Do you know what I realized even with my friends and people close to me? It's easier than you think. Throwing your life away — it's not hard at all. In fact it might be one of the easiest things a person can do.
Nobody wakes up one day and decides to throw their life away. That's not how it happens. It happens slowly. Quietly. One distraction at a time. One wrong person at a time. One "I'll start tomorrow" at a time — until tomorrow becomes a year and then five years and then you look up and wonder where the time went.
I've watched people I care about do this. My girlfriend. Close friends. People with real potential who got caught up in the wrong company, the wrong energy, the wrong version of what life is supposed to look like. And it's painful to watch because you can see it happening and there's only so much you can say.
"The scariest version of throwing your life away isn't the dramatic one. It's the quiet one."
It's living on autopilot — going through the motions, letting life just blow you from a happy place to a sad place and back again, never really in control of the direction. Just reacting. Just surviving. Waiting for the right time to actually start living.
The right time doesn't come. It never does. You have to make the time.
I've been on autopilot before. Not for long — but long enough to recognise it. There are days where I genuinely don't feel like doing anything. Where everything feels heavy and the easiest thing in the world is to just sit and wait for the feeling to pass. And sometimes that's okay.
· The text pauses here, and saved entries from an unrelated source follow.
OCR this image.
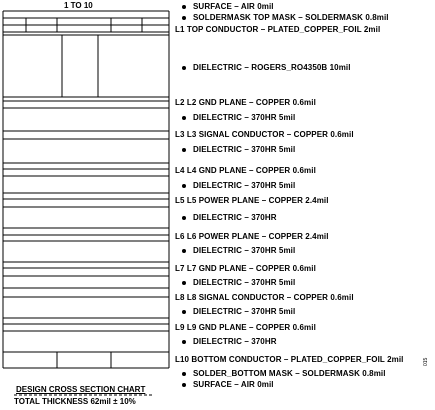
1 TO 10	SURFACE – AIR 0mil
SOLDERMASK TOP MASK – SOLDERMASK 0.8mil
L1 TOP CONDUCTOR – PLATED_COPPER_FOIL 2mil
DIELECTRIC – ROGERS_RO4350B 10mil
L2 L2 GND PLANE – COPPER 0.6mil
DIELECTRIC – 370HR 5mil
L3 L3 SIGNAL CONDUCTOR – COPPER 0.6mil
DIELECTRIC – 370HR 5mil
L4 L4 GND PLANE – COPPER 0.6mil
DIELECTRIC – 370HR 5mil
L5 L5 POWER PLANE – COPPER 2.4mil
DIELECTRIC – 370HR
L6 L6 POWER PLANE – COPPER 2.4mil
DIELECTRIC – 370HR 5mil
L7 L7 GND PLANE – COPPER 0.6mil
DIELECTRIC – 370HR 5mil
L8 L8 SIGNAL CONDUCTOR – COPPER 0.6mil
DIELECTRIC – 370HR 5mil
L9 L9 GND PLANE – COPPER 0.6mil
DIELECTRIC – 370HR
L10 BOTTOM CONDUCTOR – PLATED_COPPER_FOIL 2mil
SOLDER_BOTTOM MASK – SOLDERMASK 0.8mil
SURFACE – AIR 0mil
DESIGN CROSS SECTION CHART
TOTAL THICKNESS 62mil ± 10%
015
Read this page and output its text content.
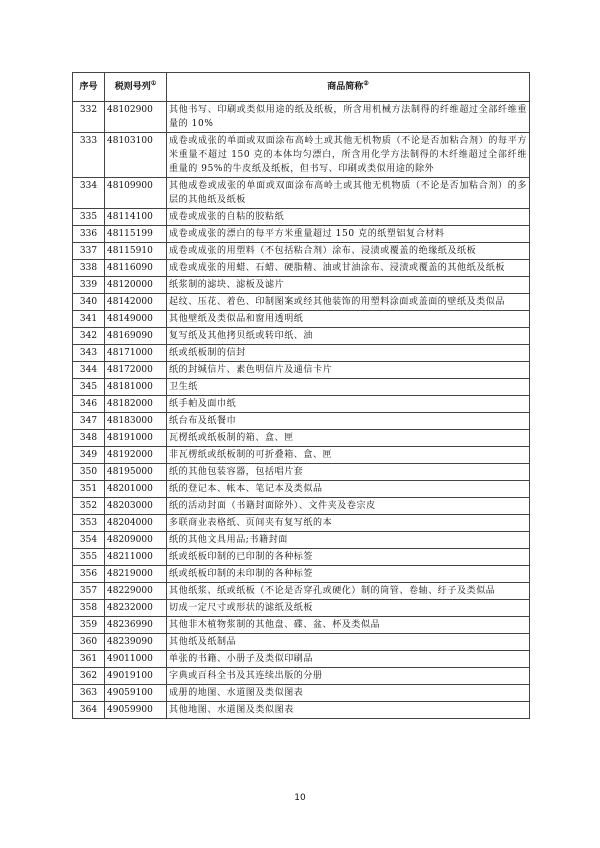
序号	税则号列①	商品简称②
332	48102900	其他书写、印刷或类似用途的纸及纸板，所含用机械方法制得的纤维超过全部纤维重量的 10%
333	48103100	成卷或成张的单面或双面涂布高岭土或其他无机物质（不论是否加粘合剂）的每平方米重量不超过 150 克的本体均匀漂白，所含用化学方法制得的木纤维超过全部纤维重量的 95%的牛皮纸及纸板，但书写、印刷或类似用途的除外
334	48109900	其他成卷或成张的单面或双面涂布高岭土或其他无机物质（不论是否加粘合剂）的多层的其他纸及纸板
335	48114100	成卷或成张的自粘的胶粘纸
336	48115199	成卷或成张的漂白的每平方米重量超过 150 克的纸塑铝复合材料
337	48115910	成卷或成张的用塑料（不包括粘合剂）涂布、浸渍或覆盖的绝缘纸及纸板
338	48116090	成卷或成张的用蜡、石蜡、硬脂精、油或甘油涂布、浸渍或覆盖的其他纸及纸板
339	48120000	纸浆制的滤块、滤板及滤片
340	48142000	起纹、压花、着色、印制图案或经其他装饰的用塑料涂面或盖面的壁纸及类似品
341	48149000	其他壁纸及类似品和窗用透明纸
342	48169090	复写纸及其他拷贝纸或转印纸、油
343	48171000	纸或纸板制的信封
344	48172000	纸的封缄信片、素色明信片及通信卡片
345	48181000	卫生纸
346	48182000	纸手帕及面巾纸
347	48183000	纸台布及纸餐巾
348	48191000	瓦楞纸或纸板制的箱、盒、匣
349	48192000	非瓦楞纸或纸板制的可折叠箱、盒、匣
350	48195000	纸的其他包装容器，包括唱片套
351	48201000	纸的登记本、帐本、笔记本及类似品
352	48203000	纸的活动封面（书籍封面除外）、文件夹及卷宗皮
353	48204000	多联商业表格纸、页间夹有复写纸的本
354	48209000	纸的其他文具用品;书籍封面
355	48211000	纸或纸板印制的已印制的各种标签
356	48219000	纸或纸板印制的未印制的各种标签
357	48229000	其他纸浆、纸或纸板（不论是否穿孔或硬化）制的筒管、卷轴、纡子及类似品
358	48232000	切成一定尺寸或形状的滤纸及纸板
359	48236990	其他非木植物浆制的其他盘、碟、盆、杯及类似品
360	48239090	其他纸及纸制品
361	49011000	单张的书籍、小册子及类似印刷品
362	49019100	字典或百科全书及其连续出版的分册
363	49059100	成册的地图、水道图及类似图表
364	49059900	其他地图、水道图及类似图表
10
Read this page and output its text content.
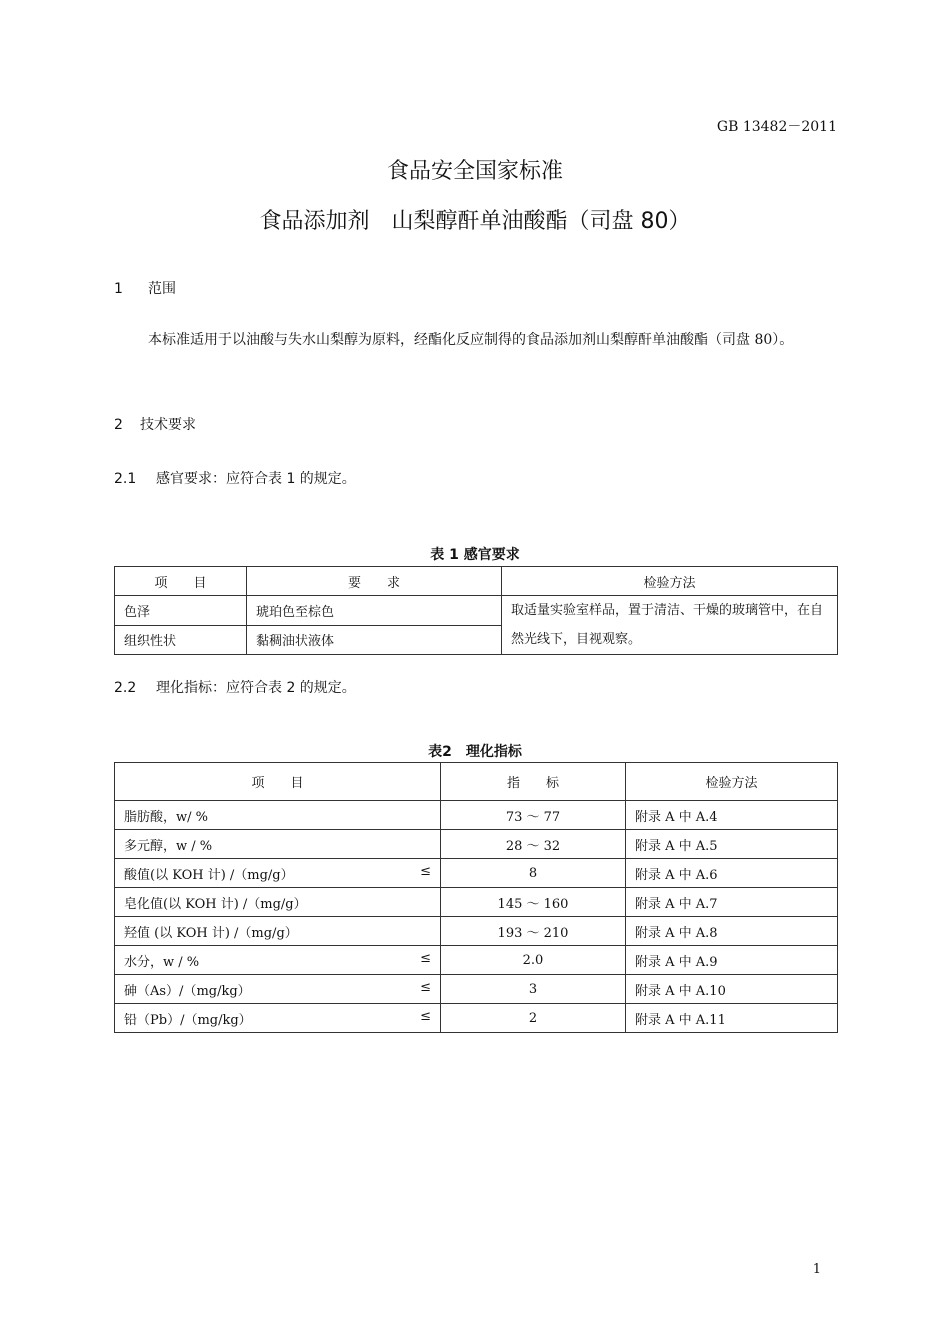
GB 13482－2011
食品安全国家标准
食品添加剂　山梨醇酐单油酸酯（司盘 80）
1 范围
本标准适用于以油酸与失水山梨醇为原料，经酯化反应制得的食品添加剂山梨醇酐单油酸酯（司盘 80）。
2 技术要求
2.1 感官要求：应符合表 1 的规定。
表 1 感官要求
项　　目	要　　求	检验方法
色泽	琥珀色至棕色	取适量实验室样品，置于清洁、干燥的玻璃管中，在自然光线下，目视观察。
组织性状	黏稠油状液体	
2.2 理化指标：应符合表 2 的规定。
表2　理化指标
项　　目	指　　标	检验方法

脂肪酸，w/ %	73 ～ 77	附录 A 中 A.4

多元醇，w / %	28 ～ 32	附录 A 中 A.5

酸值(以 KOH 计) /（mg/g） ≤	8	附录 A 中 A.6

皂化值(以 KOH 计) /（mg/g）	145 ～ 160	附录 A 中 A.7

羟值 (以 KOH 计) /（mg/g）	193 ～ 210	附录 A 中 A.8

水分，w / % ≤	2.0	附录 A 中 A.9

砷（As）/（mg/kg） ≤	3	附录 A 中 A.10

铅（Pb）/（mg/kg） ≤	2	附录 A 中 A.11
1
Rest is real. But there's a difference between resting and hiding. Between taking a break and giving up.
What snapped me out of it was simple — I realised time is not on my side. I have goals. I have a life I'm trying to build. And I can't be just living like that without making anything out of it. It's really easy to be a bum. It's really easy to throw your life away. Life is tough — and so everything I can do right now to get one step closer to the life I want, I have to do it now. Not later. Now.
The wrong company will cost you more than you realise. Not because people are evil — but because energy is contagious. If the people around you are comfortable going nowhere, comfortable with average, comfortable waiting — that comfort will start to feel normal to you too. And normal is dangerous.
Distractions are designed to keep you busy without making you better. You can spend an entire day doing things and go to bed having moved nothing forward. That's the trap. Busy is not the same as productive. Loud is not the same as meaningful.
The easiest thing in the world is to let your life slip away gradually while feeling like you're still in it. The hardest thing is to wake up every day and choose — deliberately, intentionally — to do something that matters.
Most people won't. And that's exactly why the ones who do stand out.